Built more like a running back than a center fielder, Ramos showed off his five-tool potential this year. The Giants' top pick in the 2017 draft hit .306 with 13 homers and an .885 OPS. He was promoted to Double-A the same day as Bart and hit .242 with three more homers for the Flying Squirrels. 

At the time of his call-up, Ramos was the youngest prospect ever to play for Richmond. He hit .290 with 16 homers, 24 doubles and an .850 OPS. There's no overstating just how special he was this season at such a young age. 

Ramos will be 20 all next season. The Giants want he and Bart to be on similar paths to the majors, but will they bring him up that young? 

When the Giants drafted Ramos, he said he wanted to play at Oracle Park in three years. It's quite the stretch, but don't doubt the young star.

Marco Luciano, Shortstop

For as much hype as Bart and Ramos garnered this year, Luciano might have earned even more. 

Luciano turned 18 less than a week ago. Like Ramos, he's extremely advanced for his age. Already standing 6-foot-2 and 178 pounds, Luciano hit .322 with 10 homers and a 1.055 OPS over 38 games in the Arizona Rookie League. He also added nine doubles, two triples and eight stolen bases. 

Before he even turned 18, Luciano played nine games with Salem-Keizer. His season was cut short due to an ankle injury, but it's not thought to be serious.

President of baseball operations Farhan Zaidi has raved about Luciano and the shortstop already is getting compared to a young Alfonso Soriano. Giants fans will need some patience with this one, but he looks to be worth the wait. 

Shaun Anderson, Pitcher 

All Anderson needed was eight starts with Sacramento this season to get called up to San Francisco. His future, however, still is a bit of a mystery.

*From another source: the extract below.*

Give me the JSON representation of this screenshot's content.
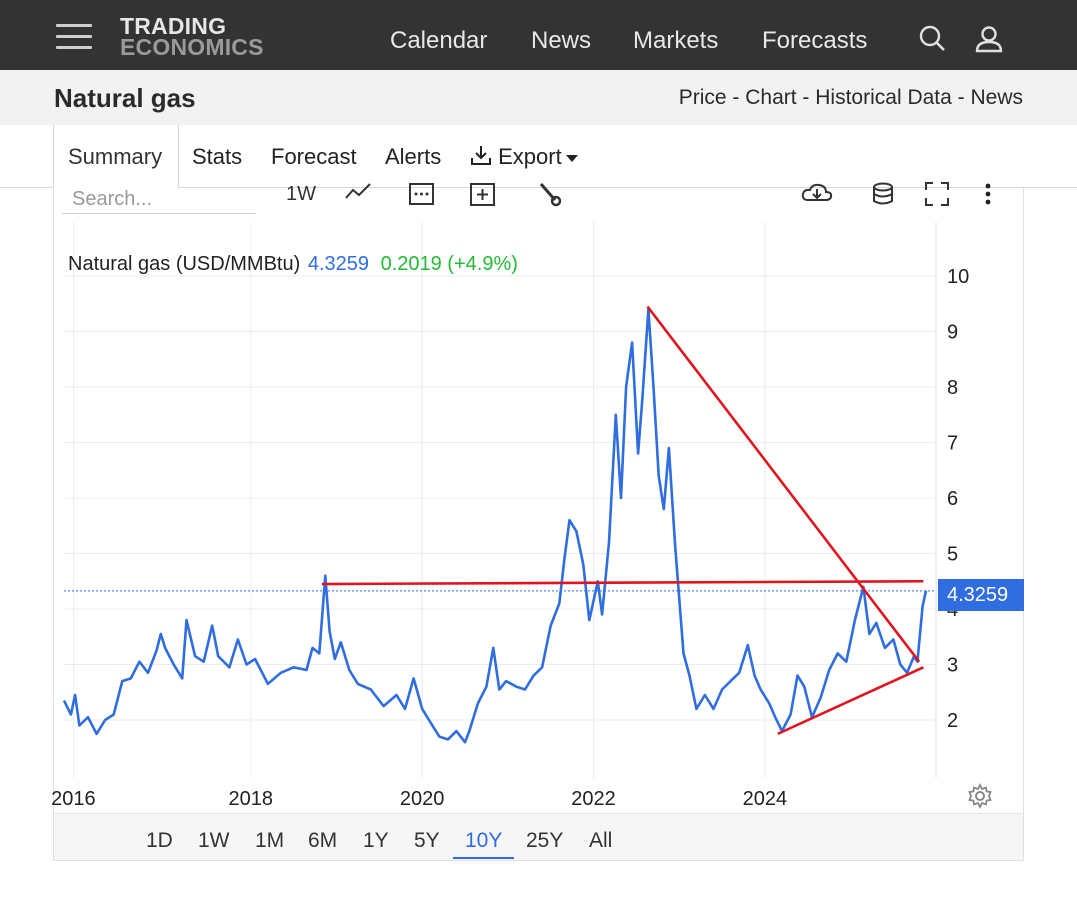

Anderson, 24, was 2-1 with a 3.76 ERA for the River Cats over eight starts when he received his promotion. He has had his ups and downs with the Giants, especially as a starter. 

The young right-hander had a 5.33 ERA with six strikeouts per nine innings and a 1.8 strikeout-to-walk ratio in 16 starts with the Giants. He recently has pitched as a reliever, striking out 11 batters in 9 2/3 innings. Anderson is posting 10.2 strikeouts per nine innings out of the bullpen and his strikeouts-to-walk ratio has jumped to 2.8. 

There's no doubt Anderson will have a future on the mound in the majors. Whether he's starting games or relieving -- possibly as the Giants' closer -- is yet to be determined.

Logan Webb, Pitcher 

Webb came into the year as the Giants' fastest rising pitching prospect. He then had a 2.00 ERA with Richmond after the first month of the season, but was suspended 80 games for PEDs. 

The 22-year-old breezed through the minors upon his return and was called up to the Giants on Aug. 17. He's looked like a future ace at times, but also has had moments where he's seemed overmatched.

Webb has struggled with his command in the past and is dealing with the same issues in the bigs. He only has lasted at least five innings in two of his five starts so far. That doesn't mean he can't lead this staff one day, though. 

For now, the Giants can deal with Webb's shortcomings. He has the repertoire and tenacity to stay in the rotation for a long, long time.